9/14午後7時(日本時間)、米SEC委員長登壇へ

9/14 午後7時(日本時間)に米国で開催される上院銀行委員会の公聴会で、米SEC(米国証券取引委員会)のゲーリー・ゲンスラー委員長が登壇する予定である(CoinPost クリプト指標より)。

同氏は、8/4に開かれたオンラインの公演で「投資家保護体制が整っておらず、開拓時代の西部のようだ」、「我々の力を使い、役割を果たす」(8/4 日本経済新聞)と述べており、暗号資産に対する規制強化の必要性を強調している。

従って、同氏が当委員会で「暗号資産に関する規制強化」について言及する可能性が高く、ネガティブ・サプライズとなることに警戒しておかなければならない。

「規制強化」は市場にとってネガティブ材料

DeFi(分散型金融)やNFT(非代替性トークン)などの分野においては、法整備が十分でない今、市場は陽気(将来的な幅広い可能性を織り込む形)であると言える。

もし、規制強化ないし、それに付随する発言があれば、多かれ少なかれ将来的に規制強化が成される(施行される)可能性があるという、思惑または事実から、市場は売りで反応(=思惑売り、事実売り)することが想定できる。

実際問題、規制の軽重によっては、取引所の閉鎖や取扱銘柄や取引の制限、投資者の取引メリットの抑制等が生じる可能性があり、その場合、著しく流動性が低下(需要が減少)する等という悪循環に陥りかねない。

米SEC、ビットコインETF審査期間を再び延長へ―「規制強化」が先か

<ビットコインETFとは何か>

ETF(Exchange Traded Funds:上場投資信託)は、取引所に上場したインデックスファンド(特定の指標に連動するよう設計された投資信託)のことである。つまり、暗号資産ETF(ビットコインETF)とは、ビットコインを投資対象に含め、かつ価格に連動するよう設計された上場投資信託を表す

なぜ、ビットコインETFに注目するのか

ETFの運用方法としては主に「現物拠出型ETF(参加者が構成する銘柄と同等の現物を購入したポートフォリオを運用会社に拠出し、それを基に運用会社がETFを設定する方式)」と「デリバティブ型ETF(参加者がETF発行者に金銭を拠出し、ETF発行者が特定の指標に連動するデリバティブ商品を購入する方式)」があり、ETFが承認(上場)されるということは、ETF運用会社が、スポット市場やデリバティブ市場において対象銘柄について、旺盛に売買を行ってくる参加者として参入することを示唆し、一定数量の需要の増加が見込まれている。

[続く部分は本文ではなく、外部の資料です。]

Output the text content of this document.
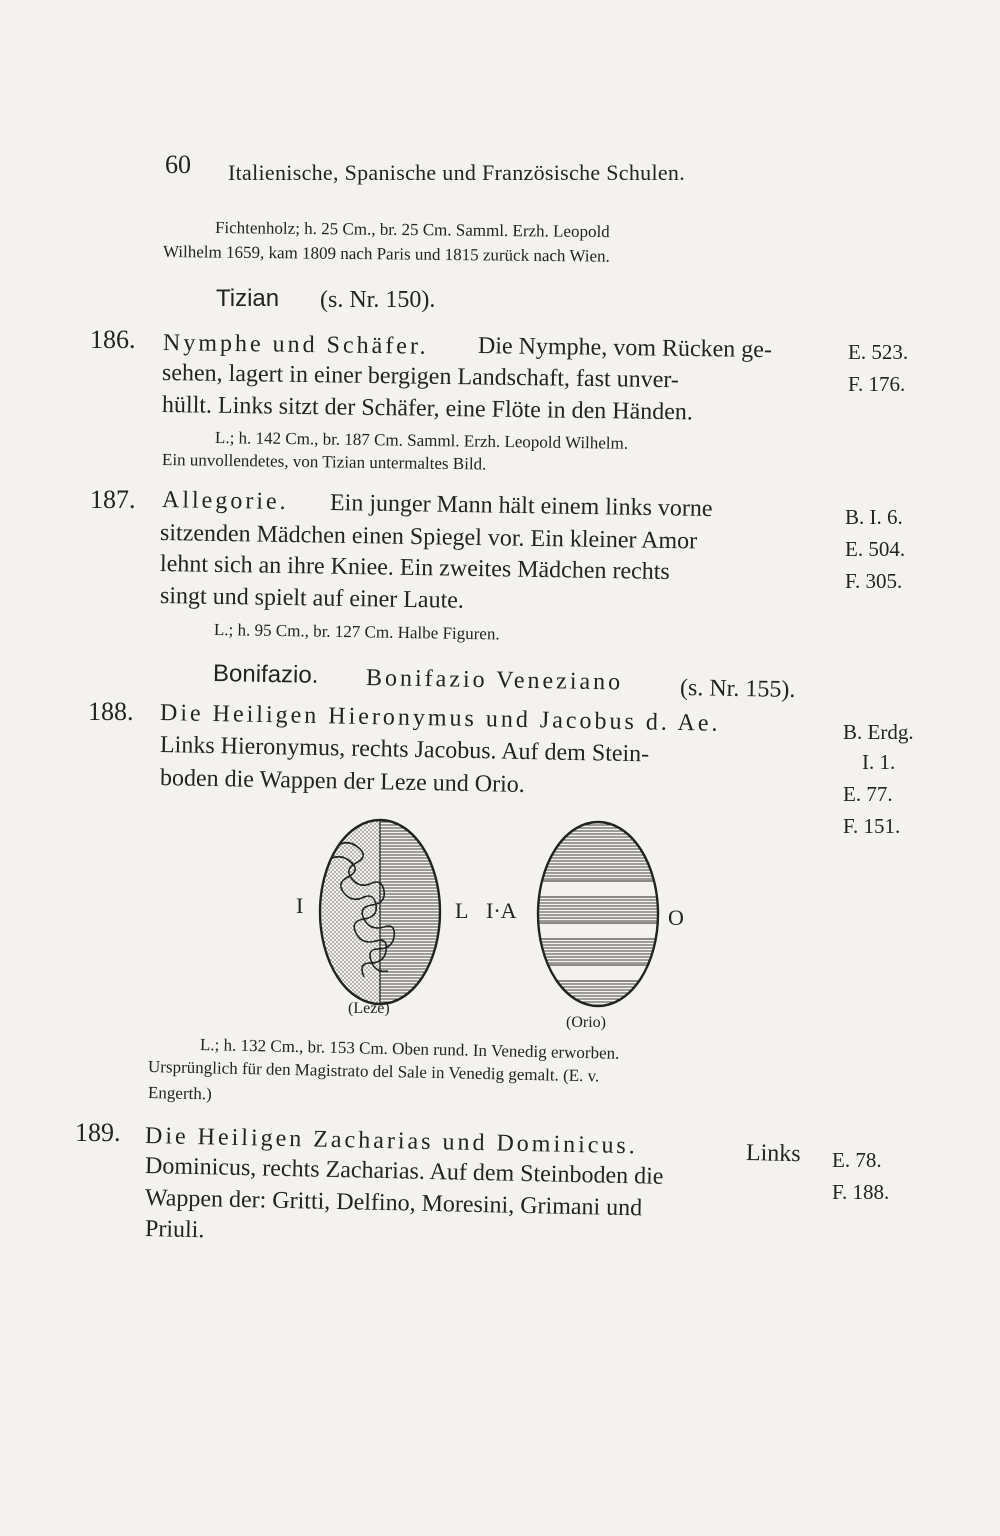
60 Italienische, Spanische und Französische Schulen.
Fichtenholz; h. 25 Cm., br. 25 Cm. Samml. Erzh. Leopold
Wilhelm 1659, kam 1809 nach Paris und 1815 zurück nach Wien.
Tizian (s. Nr. 150).
186. Nymphe und Schäfer. Die Nymphe, vom Rücken ge-
sehen, lagert in einer bergigen Landschaft, fast unver-
hüllt. Links sitzt der Schäfer, eine Flöte in den Händen.
L.; h. 142 Cm., br. 187 Cm. Samml. Erzh. Leopold Wilhelm.
Ein unvollendetes, von Tizian untermaltes Bild.
E. 523.
F. 176.
187. Allegorie. Ein junger Mann hält einem links vorne
sitzenden Mädchen einen Spiegel vor. Ein kleiner Amor
lehnt sich an ihre Kniee. Ein zweites Mädchen rechts
singt und spielt auf einer Laute.
L.; h. 95 Cm., br. 127 Cm. Halbe Figuren.
B. I. 6.
E. 504.
F. 305.
Bonifazio. Bonifazio Veneziano (s. Nr. 155).
188. Die Heiligen Hieronymus und Jacobus d. Ae.
Links Hieronymus, rechts Jacobus. Auf dem Stein-
boden die Wappen der Leze und Orio.
B. Erdg.
I. 1.
E. 77.
F. 151.
I	L I·A	O
(Leze)
(Orio)
L.; h. 132 Cm., br. 153 Cm. Oben rund. In Venedig erworben.
Ursprünglich für den Magistrato del Sale in Venedig gemalt. (E. v.
Engerth.)
189. Die Heiligen Zacharias und Dominicus.	Links
Dominicus, rechts Zacharias. Auf dem Steinboden die
Wappen der: Gritti, Delfino, Moresini, Grimani und
Priuli.
E. 78.
F. 188.
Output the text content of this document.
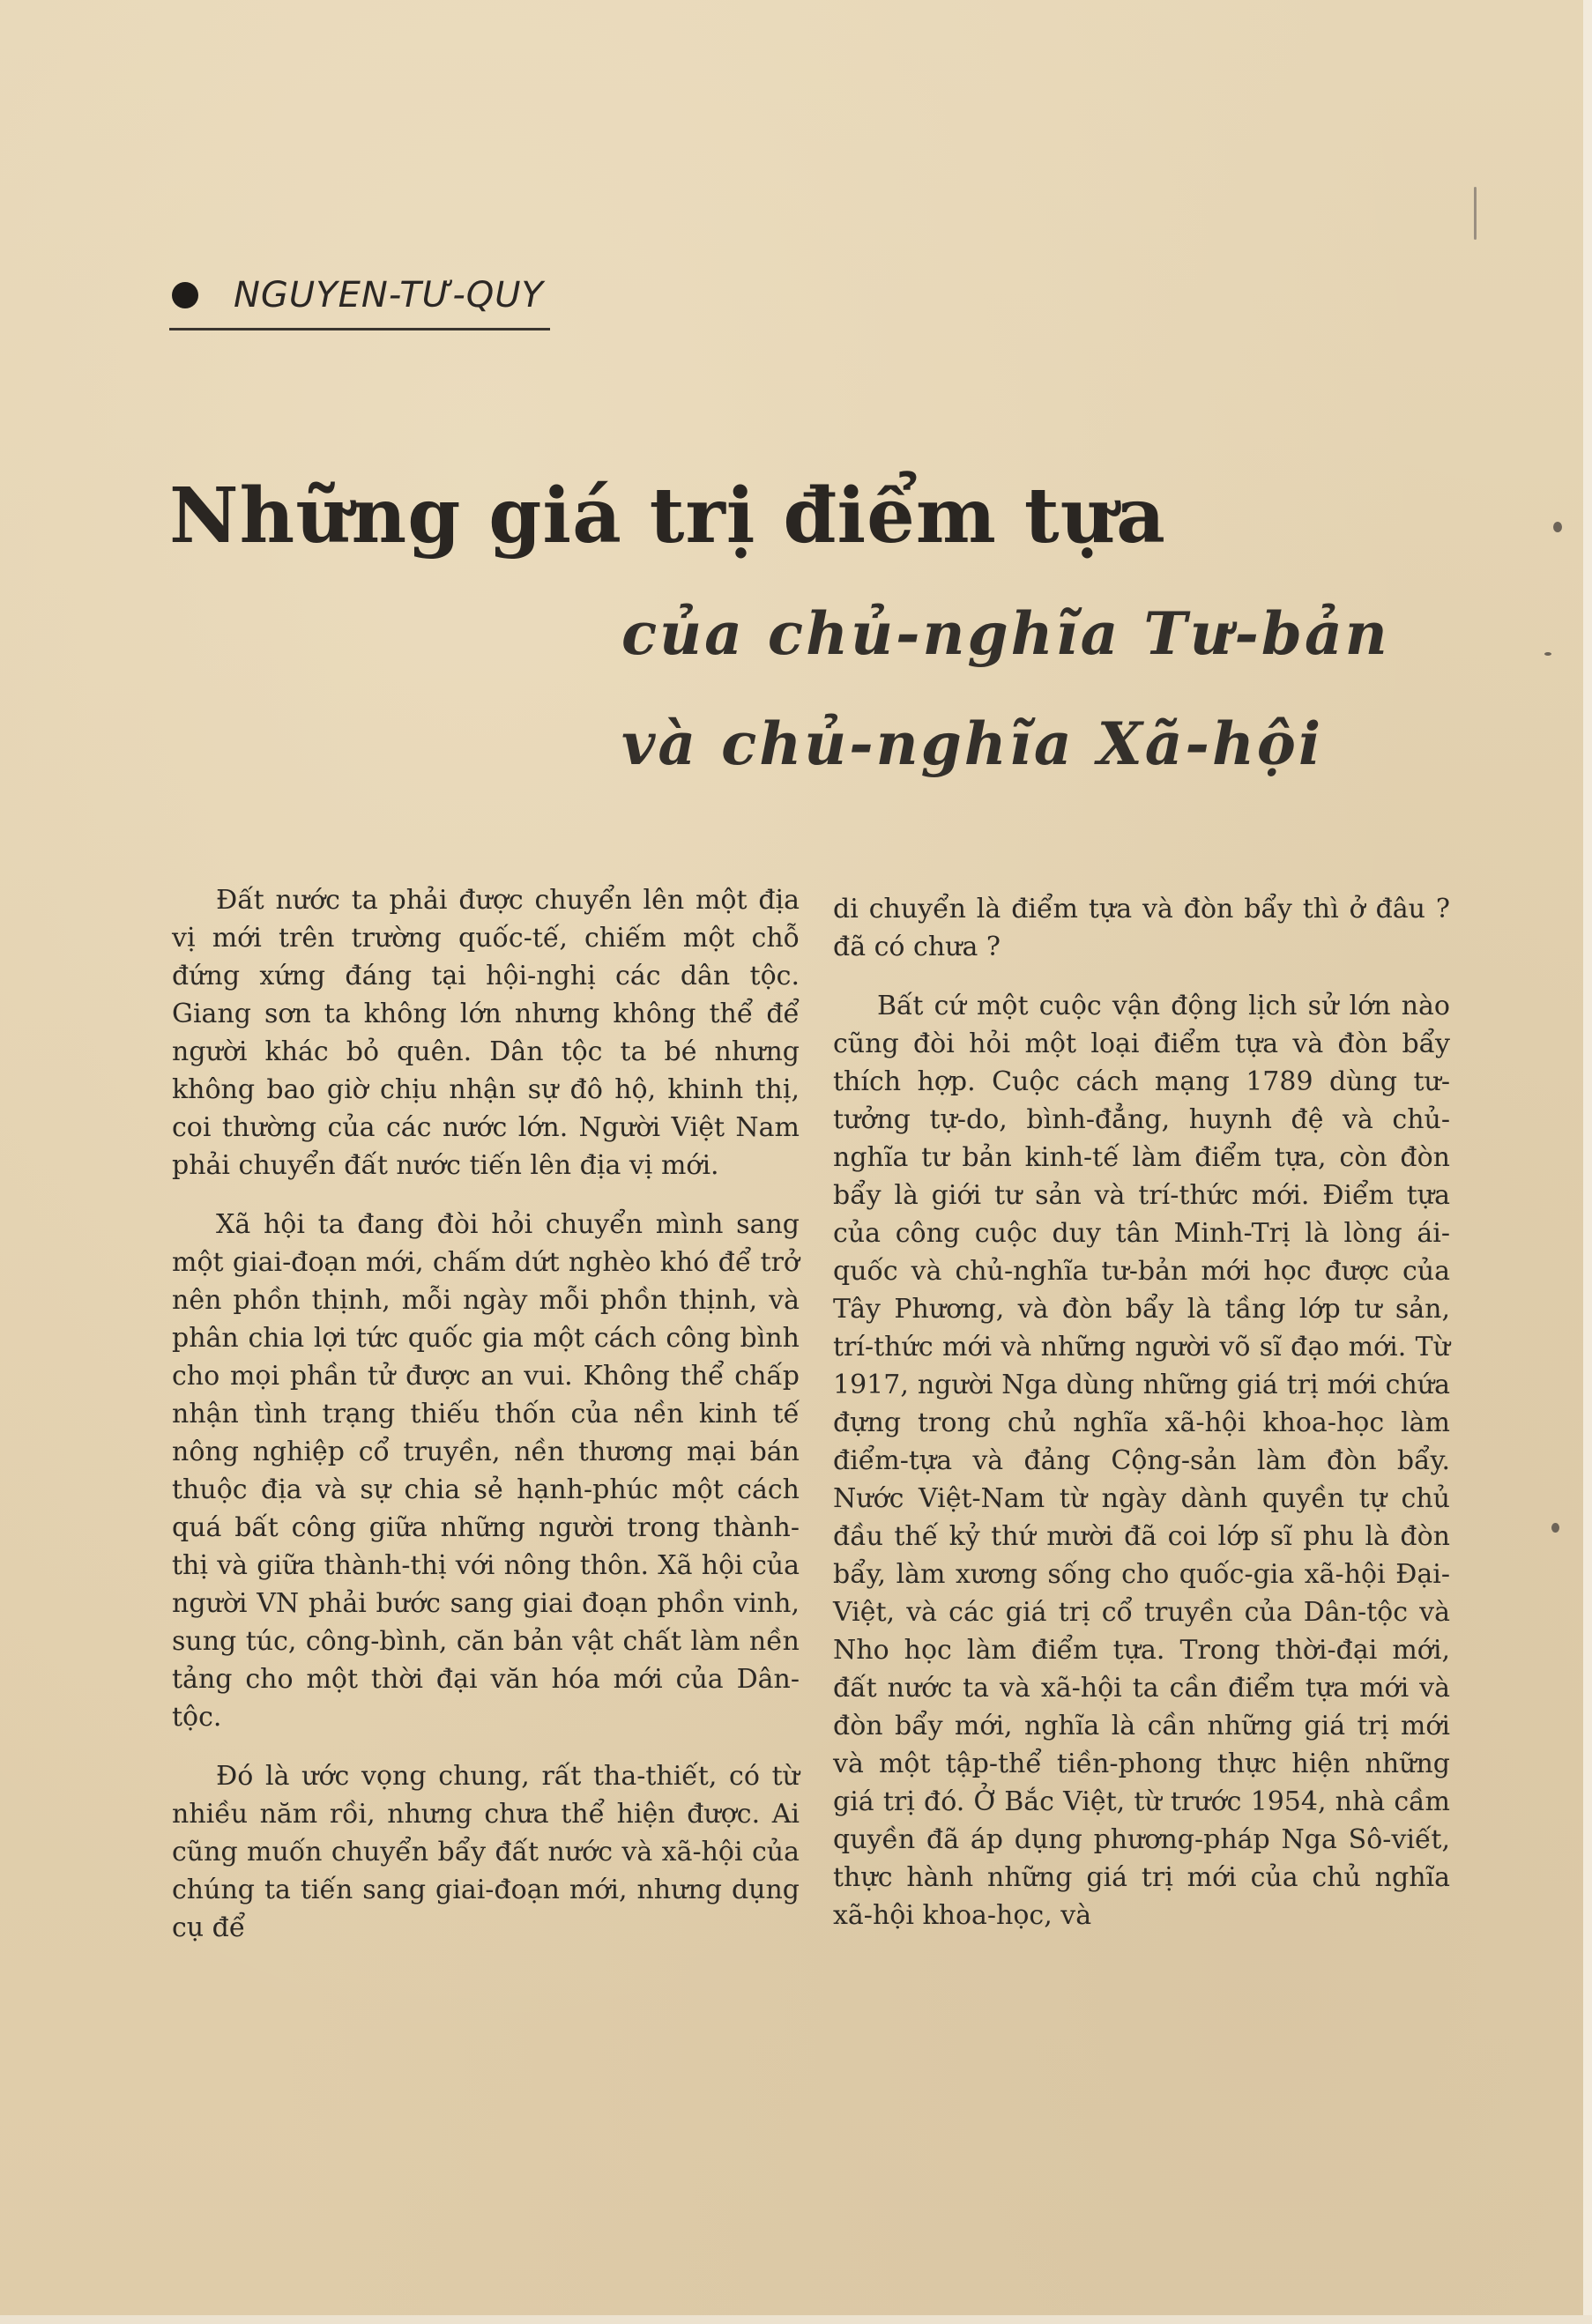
NGUYEN-TƯ-QUY
Những giá trị điểm tựa
của chủ-nghĩa Tư-bản
và chủ-nghĩa Xã-hội

Đất nước ta phải được chuyển lên một địa vị mới trên trường quốc-tế, chiếm một chỗ đứng xứng đáng tại hội-nghị các dân tộc. Giang sơn ta không lớn nhưng không thể để người khác bỏ quên. Dân tộc ta bé nhưng không bao giờ chịu nhận sự đô hộ, khinh thị, coi thường của các nước lớn. Người Việt Nam phải chuyển đất nước tiến lên địa vị mới.

Xã hội ta đang đòi hỏi chuyển mình sang một giai-đoạn mới, chấm dứt nghèo khó để trở nên phồn thịnh, mỗi ngày mỗi phồn thịnh, và phân chia lợi tức quốc gia một cách công bình cho mọi phần tử được an vui. Không thể chấp nhận tình trạng thiếu thốn của nền kinh tế nông nghiệp cổ truyền, nền thương mại bán thuộc địa và sự chia sẻ hạnh-phúc một cách quá bất công giữa những người trong thành-thị và giữa thành-thị với nông thôn. Xã hội của người VN phải bước sang giai đoạn phồn vinh, sung túc, công-bình, căn bản vật chất làm nền tảng cho một thời đại văn hóa mới của Dân-tộc.

Đó là ước vọng chung, rất tha-thiết, có từ nhiều năm rồi, nhưng chưa thể hiện được. Ai cũng muốn chuyển bẩy đất nước và xã-hội của chúng ta tiến sang giai-đoạn mới, nhưng dụng cụ để

di chuyển là điểm tựa và đòn bẩy thì ở đâu ? đã có chưa ?

Bất cứ một cuộc vận động lịch sử lớn nào cũng đòi hỏi một loại điểm tựa và đòn bẩy thích hợp. Cuộc cách mạng 1789 dùng tư-tưởng tự-do, bình-đẳng, huynh đệ và chủ-nghĩa tư bản kinh-tế làm điểm tựa, còn đòn bẩy là giới tư sản và trí-thức mới. Điểm tựa của công cuộc duy tân Minh-Trị là lòng ái-quốc và chủ-nghĩa tư-bản mới học được của Tây Phương, và đòn bẩy là tầng lớp tư sản, trí-thức mới và những người võ sĩ đạo mới. Từ 1917, người Nga dùng những giá trị mới chứa đựng trong chủ nghĩa xã-hội khoa-học làm điểm-tựa và đảng Cộng-sản làm đòn bẩy. Nước Việt-Nam từ ngày dành quyền tự chủ đầu thế kỷ thứ mười đã coi lớp sĩ phu là đòn bẩy, làm xương sống cho quốc-gia xã-hội Đại-Việt, và các giá trị cổ truyền của Dân-tộc và Nho học làm điểm tựa. Trong thời-đại mới, đất nước ta và xã-hội ta cần điểm tựa mới và đòn bẩy mới, nghĩa là cần những giá trị mới và một tập-thể tiền-phong thực hiện những giá trị đó. Ở Bắc Việt, từ trước 1954, nhà cầm quyền đã áp dụng phương-pháp Nga Sô-viết, thực hành những giá trị mới của chủ nghĩa xã-hội khoa-học, và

加えて、ETFを通してビットコインを保有できるということは、投資家の間接的なビットコインの保有を意味しており、投資家が個人でウォレットを管理する必要がなくなり、ハッキング等の煩わしい保管リスクの低減も期待される。

また、ETFの上場には、金融監督当局からの承認が必要で、取引面やセキュリティ面など厳格な審査がなされる。

そのため、ETFの承認は、それら厳格な審査をパスしたということになり、暗号資産の信頼性が増し、一部で始まっているようなビットコインによる確定拠出年金(401k)等、より多くの投資資金が参入してくることが期待できるだろう

米SEC、ビットコインETFの審査期間を11月14日まで再延長>

米SECは、米資産運用会社VanEck(バンエック)が申請しているビットコインETF(上場信託)の審査期間を今年11月14日へ再延長(9/10 Coindesk)した。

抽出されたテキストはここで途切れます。